Section 5. The Board desires, before the issuance of the Bonds, to validate the legality of all proceedings had or taken in connection therewith, the validity of the means provided for the payment of the obligations of the Board under the Financing Documents, and the validity of all covenants and provisions contained in the Financing Documents, by filing a petition in the Circuit Court of Baldwin County, Alabama against the taxpayers and citizens of the City of Foley, Alabama, and the City of Foley, Alabama. A complaint to validate the Bonds, proceedings, and covenants shall be filed and validation proceedings shall be instituted in the name of the Board. Maynard, Cooper & Gale, P.C. is hereby designated and appointed as the attorneys of the Board to file such complaint, institute such proceedings, and to take all steps necessary to complete such validation proceedings in accordance with the provisions of Article 7 of Chapter 81 of Title 11 of the CODE OF ALABAMA 1975. Any actions heretofore taken by such attorneys in connection with the filing of such petition or such validation proceedings are hereby ratified and confirmed.
Section 6.
(a) Upon the validation and sale of the Bonds, and approval and authorization by the Board of the final terms (including without limitation principal amount, interest rates, principal and interest payment schedules of date and amount, redemption provisions, offering prices and uses of proceeds) thereof, the Board shall issue the Bonds pursuant to the Indenture. The Bonds shall be issued under and secured by the Indenture as therein provided, shall be in the form and contain the provisions therein set forth for the Bonds, and shall be executed in the name and on behalf of the Board by the officers thereof as provided in the Indenture. Such officers are hereby authorized and directed so to execute the Bonds.

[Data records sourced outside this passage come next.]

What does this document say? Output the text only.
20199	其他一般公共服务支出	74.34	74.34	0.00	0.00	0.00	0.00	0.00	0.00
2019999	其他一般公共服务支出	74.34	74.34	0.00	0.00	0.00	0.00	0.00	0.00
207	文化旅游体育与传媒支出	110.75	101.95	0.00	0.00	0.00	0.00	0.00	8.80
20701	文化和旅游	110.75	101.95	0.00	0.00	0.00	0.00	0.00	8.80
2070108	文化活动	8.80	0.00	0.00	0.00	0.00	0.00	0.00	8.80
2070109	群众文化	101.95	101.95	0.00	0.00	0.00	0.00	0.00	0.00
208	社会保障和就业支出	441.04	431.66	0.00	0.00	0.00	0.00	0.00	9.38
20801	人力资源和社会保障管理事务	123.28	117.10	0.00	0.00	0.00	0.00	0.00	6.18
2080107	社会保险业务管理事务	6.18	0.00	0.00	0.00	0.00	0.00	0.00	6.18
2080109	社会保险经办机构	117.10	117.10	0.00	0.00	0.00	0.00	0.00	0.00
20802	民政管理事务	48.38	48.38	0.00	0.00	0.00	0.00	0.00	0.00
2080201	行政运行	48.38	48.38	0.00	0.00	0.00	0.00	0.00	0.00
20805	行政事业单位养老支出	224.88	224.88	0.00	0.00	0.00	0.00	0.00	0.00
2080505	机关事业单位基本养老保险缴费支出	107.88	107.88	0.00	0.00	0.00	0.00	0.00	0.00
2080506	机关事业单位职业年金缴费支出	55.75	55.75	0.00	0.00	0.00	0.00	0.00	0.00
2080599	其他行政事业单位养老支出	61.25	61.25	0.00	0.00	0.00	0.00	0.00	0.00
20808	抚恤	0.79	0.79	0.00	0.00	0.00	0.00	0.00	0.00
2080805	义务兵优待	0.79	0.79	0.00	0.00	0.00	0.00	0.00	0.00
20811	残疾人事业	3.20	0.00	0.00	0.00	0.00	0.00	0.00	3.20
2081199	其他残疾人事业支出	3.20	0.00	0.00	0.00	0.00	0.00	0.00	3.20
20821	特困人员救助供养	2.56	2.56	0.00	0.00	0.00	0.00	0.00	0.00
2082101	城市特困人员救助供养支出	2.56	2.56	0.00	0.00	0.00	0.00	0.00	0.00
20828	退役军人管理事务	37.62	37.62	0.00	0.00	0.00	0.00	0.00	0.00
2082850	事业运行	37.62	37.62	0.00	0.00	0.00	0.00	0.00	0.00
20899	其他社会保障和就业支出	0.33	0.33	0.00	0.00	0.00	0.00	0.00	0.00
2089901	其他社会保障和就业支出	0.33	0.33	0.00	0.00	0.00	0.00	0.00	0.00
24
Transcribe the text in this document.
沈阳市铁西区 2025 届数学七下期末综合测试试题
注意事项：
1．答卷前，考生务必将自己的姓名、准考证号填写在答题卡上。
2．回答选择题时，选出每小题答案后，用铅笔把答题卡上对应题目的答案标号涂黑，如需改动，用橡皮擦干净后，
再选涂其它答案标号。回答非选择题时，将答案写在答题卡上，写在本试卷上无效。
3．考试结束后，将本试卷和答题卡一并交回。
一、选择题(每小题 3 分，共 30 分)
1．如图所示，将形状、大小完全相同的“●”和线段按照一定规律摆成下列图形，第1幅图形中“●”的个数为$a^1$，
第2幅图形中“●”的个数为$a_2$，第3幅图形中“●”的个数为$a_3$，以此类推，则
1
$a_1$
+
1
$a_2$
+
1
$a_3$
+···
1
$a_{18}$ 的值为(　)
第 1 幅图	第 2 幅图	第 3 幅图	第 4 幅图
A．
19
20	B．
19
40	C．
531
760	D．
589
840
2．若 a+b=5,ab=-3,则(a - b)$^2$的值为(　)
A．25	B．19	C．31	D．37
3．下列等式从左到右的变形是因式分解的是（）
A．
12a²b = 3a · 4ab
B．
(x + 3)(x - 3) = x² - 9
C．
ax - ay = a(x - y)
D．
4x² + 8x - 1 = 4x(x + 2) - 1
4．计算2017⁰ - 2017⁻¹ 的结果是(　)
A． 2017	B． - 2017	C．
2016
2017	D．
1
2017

(b) Upon such issuance of the Bonds:
(1) The officers are authorized and directed so to execute the Bonds.
(2) The Trustee is authorized and directed to authenticate and register the Bonds and to deliver the Bonds on behalf of the Board to the purchaser or purchasers thereof, as the Board shall determine.
(3) The Chair of the Board shall issue a receipt acknowledging payment of the purchase price of the Bonds, and said receipt shall be full acquittal for the payment of such purchase price, and the purchaser shall be under no duty to inquire as to the application of the proceeds of the Bonds.
Section 7. The Chair and the Secretary of the Board, or either of them, are hereby authorized and directed to execute, deliver and file such related agreements, documents, instruments and notices as may be necessary or desirable to carry out the provisions of this resolution or complete the financing herein authorized; and execute and deliver to the purchasers and to Bond Counsel (Maynard, Cooper & Gale, P.C.) such certified copies of proceedings of the Board and such closing papers, proofs and statements containing such representations of fact and law as may be necessary to demonstrate the validity of the Bonds and the Financing Documents, the absence of any pending or threatened litigation with respect to the Bonds and such instruments or any matter referred to therein or in this resolution, and the exemption of interest on the Bonds from State of Alabama income taxation.
Section 8.
(a) The Board does hereby approve, adopt, ratify, and confirm the seal impressed on these minutes as and for the official corporate seal of the Board and said seal shall remain in the custody of the Secretary of the Board, who is hereby authorized to affix the same to bonds, contracts, proceedings and other documents of the Board.
(b) This resolution shall take effect immediately.